Rondo

Title page of Franz Rigler's "Three Rondos" (1790)
First page of the manuscript for Mozart's Adagio and Rondo for glass harmonica, flute, oboe, viola and cello

The rondo is a musical form that contains a principal theme (sometimes called the "refrain") which alternates with one or more contrasting themes, generally called "episodes", but also occasionally referred to as "digressions" or "couplets". Some possible patterns include: ABACA, ABACAB, ABACBA, or ABACABA.[1]

The rondo form emerged in the Baroque period and became increasingly popular during the Classical period.[2] The earliest examples of compositions employing rondo form are found within Italian opera arias and choruses of the first years of the 17th century.[2] These examples use a multi-couplet rondo or chain rondo (ABACAD) known as the Italian rondo.[2]

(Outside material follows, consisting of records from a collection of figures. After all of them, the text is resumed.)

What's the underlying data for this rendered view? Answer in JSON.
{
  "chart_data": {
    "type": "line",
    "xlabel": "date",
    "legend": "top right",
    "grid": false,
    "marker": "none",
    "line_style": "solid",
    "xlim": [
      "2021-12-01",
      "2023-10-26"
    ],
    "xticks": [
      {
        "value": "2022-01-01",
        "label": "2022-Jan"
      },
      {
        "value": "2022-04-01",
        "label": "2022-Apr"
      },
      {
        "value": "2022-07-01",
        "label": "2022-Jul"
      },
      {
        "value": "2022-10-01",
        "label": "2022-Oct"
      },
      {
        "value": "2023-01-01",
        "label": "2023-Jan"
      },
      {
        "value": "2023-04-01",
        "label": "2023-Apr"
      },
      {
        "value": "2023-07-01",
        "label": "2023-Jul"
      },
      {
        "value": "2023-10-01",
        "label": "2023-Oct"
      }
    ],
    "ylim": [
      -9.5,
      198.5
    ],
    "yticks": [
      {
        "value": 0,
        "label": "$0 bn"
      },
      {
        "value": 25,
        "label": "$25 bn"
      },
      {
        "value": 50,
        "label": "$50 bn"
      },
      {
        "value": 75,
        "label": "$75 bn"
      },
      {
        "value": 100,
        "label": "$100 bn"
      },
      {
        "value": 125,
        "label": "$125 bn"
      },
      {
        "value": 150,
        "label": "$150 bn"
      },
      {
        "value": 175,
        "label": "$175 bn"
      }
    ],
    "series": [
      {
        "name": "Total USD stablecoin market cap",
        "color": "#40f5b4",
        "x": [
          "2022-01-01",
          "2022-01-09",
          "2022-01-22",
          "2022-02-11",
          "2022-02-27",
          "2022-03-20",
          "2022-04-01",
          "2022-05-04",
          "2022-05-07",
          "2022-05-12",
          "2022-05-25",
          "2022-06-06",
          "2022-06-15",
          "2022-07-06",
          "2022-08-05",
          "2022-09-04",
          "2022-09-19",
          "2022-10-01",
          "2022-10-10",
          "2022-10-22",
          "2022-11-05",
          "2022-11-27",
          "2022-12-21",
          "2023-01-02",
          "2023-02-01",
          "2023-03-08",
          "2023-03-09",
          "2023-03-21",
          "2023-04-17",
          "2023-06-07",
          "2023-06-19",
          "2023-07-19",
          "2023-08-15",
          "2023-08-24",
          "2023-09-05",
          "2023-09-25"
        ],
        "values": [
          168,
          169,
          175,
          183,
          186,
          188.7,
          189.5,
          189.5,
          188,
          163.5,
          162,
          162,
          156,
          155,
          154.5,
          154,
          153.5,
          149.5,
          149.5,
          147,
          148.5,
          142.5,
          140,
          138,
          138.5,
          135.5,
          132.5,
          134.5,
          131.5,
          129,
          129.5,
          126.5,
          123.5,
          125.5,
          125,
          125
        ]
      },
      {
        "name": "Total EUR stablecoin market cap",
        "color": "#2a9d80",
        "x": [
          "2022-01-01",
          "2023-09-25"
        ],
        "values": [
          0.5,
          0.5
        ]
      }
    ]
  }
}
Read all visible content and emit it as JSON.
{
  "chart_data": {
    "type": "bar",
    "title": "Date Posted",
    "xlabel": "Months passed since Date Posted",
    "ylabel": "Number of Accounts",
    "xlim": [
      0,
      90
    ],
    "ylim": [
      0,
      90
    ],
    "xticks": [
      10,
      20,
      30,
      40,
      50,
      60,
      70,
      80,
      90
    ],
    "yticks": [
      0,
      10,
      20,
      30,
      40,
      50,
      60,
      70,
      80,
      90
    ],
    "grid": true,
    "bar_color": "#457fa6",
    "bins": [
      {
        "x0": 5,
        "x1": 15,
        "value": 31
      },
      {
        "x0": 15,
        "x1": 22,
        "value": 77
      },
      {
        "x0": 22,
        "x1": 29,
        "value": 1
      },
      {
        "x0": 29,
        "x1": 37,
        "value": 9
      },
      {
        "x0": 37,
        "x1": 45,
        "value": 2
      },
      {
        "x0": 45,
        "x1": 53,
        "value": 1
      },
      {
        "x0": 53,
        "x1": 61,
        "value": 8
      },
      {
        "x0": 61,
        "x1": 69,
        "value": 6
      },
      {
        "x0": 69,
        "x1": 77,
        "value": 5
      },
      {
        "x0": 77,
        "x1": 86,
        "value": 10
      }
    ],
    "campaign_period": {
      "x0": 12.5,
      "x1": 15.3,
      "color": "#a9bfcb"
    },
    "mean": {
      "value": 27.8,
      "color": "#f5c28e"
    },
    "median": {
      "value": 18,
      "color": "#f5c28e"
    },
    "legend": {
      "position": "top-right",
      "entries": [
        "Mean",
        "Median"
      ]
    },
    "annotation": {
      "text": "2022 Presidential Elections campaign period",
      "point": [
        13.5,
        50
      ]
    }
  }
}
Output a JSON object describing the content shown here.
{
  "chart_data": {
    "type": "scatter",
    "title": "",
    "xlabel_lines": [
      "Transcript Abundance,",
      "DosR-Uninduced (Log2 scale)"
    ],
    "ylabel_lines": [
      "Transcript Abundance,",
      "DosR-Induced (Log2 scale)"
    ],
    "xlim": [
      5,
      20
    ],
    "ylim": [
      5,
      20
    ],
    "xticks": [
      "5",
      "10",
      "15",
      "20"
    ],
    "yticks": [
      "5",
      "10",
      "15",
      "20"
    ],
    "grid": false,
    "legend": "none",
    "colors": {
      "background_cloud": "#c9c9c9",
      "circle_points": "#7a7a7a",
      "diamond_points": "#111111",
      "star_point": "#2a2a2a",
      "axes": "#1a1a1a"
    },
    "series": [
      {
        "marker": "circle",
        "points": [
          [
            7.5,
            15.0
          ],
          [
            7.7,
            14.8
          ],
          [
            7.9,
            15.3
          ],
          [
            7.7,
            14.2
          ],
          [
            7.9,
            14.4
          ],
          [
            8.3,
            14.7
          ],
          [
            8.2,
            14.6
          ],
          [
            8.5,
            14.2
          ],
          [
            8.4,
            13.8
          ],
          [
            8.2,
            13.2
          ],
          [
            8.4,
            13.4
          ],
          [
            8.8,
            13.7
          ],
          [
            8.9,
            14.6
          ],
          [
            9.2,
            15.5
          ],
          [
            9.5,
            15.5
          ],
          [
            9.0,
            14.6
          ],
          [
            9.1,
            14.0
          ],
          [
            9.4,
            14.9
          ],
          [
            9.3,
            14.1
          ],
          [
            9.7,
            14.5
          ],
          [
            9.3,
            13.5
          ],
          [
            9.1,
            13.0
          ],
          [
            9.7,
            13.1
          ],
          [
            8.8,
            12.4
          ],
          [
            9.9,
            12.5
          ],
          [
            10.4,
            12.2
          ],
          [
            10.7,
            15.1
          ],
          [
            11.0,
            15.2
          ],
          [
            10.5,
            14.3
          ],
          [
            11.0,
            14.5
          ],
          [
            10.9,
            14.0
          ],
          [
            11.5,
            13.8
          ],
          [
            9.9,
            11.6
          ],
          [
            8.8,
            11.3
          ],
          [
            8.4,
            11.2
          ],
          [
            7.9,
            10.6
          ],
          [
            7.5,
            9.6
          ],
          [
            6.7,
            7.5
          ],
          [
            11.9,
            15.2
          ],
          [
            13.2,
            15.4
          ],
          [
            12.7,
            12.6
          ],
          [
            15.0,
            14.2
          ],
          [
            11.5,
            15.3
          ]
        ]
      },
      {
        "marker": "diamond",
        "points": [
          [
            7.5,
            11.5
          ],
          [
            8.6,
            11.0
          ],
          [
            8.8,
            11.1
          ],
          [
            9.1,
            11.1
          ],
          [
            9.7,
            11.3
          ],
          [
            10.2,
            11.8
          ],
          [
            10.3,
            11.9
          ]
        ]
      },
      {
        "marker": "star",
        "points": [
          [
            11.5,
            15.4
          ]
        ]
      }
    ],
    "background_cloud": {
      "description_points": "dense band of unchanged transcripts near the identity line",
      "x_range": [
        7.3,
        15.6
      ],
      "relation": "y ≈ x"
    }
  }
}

Rondo form, also known in English by its French spelling rondeau, should not be confused with the unrelated and similarly named forme fixe rondeau; a 14th- and 15th-century French poetic and chanson form. While the origins of rondo form come from Italian opera, the French composer Jean-Baptiste Lully, who is sometimes referred to as the father of the rondo or rondeau form, and his contemporaries, Jacques Champion de Chambonnières and Louis Couperin popularized the rondo form in France in the 17th century. These composers were succeeded in the later Baroque period by French composers Jean-Marie Leclair, François Couperin, and most importantly Jean-Philippe Rameau who continued to be important exponents of music compositions utilizing rondo form. Lully was the first composer to utilize a two-couplet design to his rondo structure, a technique he did not consistently adopt but which was later adopted and standardized by Rameau whose construction of the rondo was codified by the 17th century music theorist Jean Du Breuil in what became known as the French rondeau.[2]

These French composers employed rondo form in a wide range of media, including opera, ballet, choral music, art songs, orchestral music, chamber music, and works for solo instrument.[2] The French spread the popularity of the form internationally, and the rondo was soon adopted in the late 17th century and early 18th century by composers in other nations such as Henry Purcell in England and Johann Sebastian Bach in Germany.[2] While J.S. Bach's rondos were written in the earlier French tradition of construction and were not particularly progressive, his son Carl Philipp Emanuel Bach was a highly imaginative and unusually innovative composer in the rondo form; producing thirteen sophisticated and highly personal rondos which place him as a central figure in this form at the end of the Baroque period and early Classical period.[2]

By the beginning of the Classical period in 1750, the rondo form was already well established throughout Europe and the rondo form reached the height of its popularity in the late 18th century.[2] During this period the rondo form was most frequently employed by composers as a single movement within a larger work; particularly concertos and serenades but also with less frequency in symphonies and chamber music.[2] However, independent rondos were still written in this period, often as virtuoso pieces.[2] Many European composers of this era used the rondo form, including the composers Joseph Haydn, Wolfgang Amadeus Mozart and Ludwig van Beethoven who all produced a significant body of music employing rondo form.[2] These three composers were also important exponents of the sonata rondo form; a musical form developed in the Classical period which blended the structures of the sonata form with the form of the rondo.[2]

In the 19th century composers in the Romantic period continued to use the form with some regularity.[2] Some Romantic era composers to produce music utilizing rondo form include Beethoven, Johannes Brahms, Antonín Dvořák, Felix Mendelssohn, Franz Schubert, Robert Schumann, Richard Strauss, and Pyotr Ilyich Tchaikovsky. Rondo form has continued to be used by some 20th-century and 21st-century composers; most often by those with a Neoclassical aesthetic or by those composers referencing classical music composition in some fashion. Some 20th century composers to utilize rondo form include Alban Berg, Béla Bartók, Duke Ellington, Alberto Ginastera, Paul Hindemith, and Sergei Prokofiev.[2]

  1. ^ Eugene K. Wolf, "Rondo", Harvard Dictionary of Music, fourth edition, edited by Don Michael Randel. Harvard University Press Reference Library (Cambridge: Belknap Press for Harvard University Press, 2003). ISBN 978-0-674-01163-2.
  2. ^ a b c d e f g h i j k l m n Cole, Malcolm S. (January 20, 2001). "Rondo". Grove Music Online. Oxford University Press: 1, 3. doi:10.1093/gmo/9781561592630.article.23787.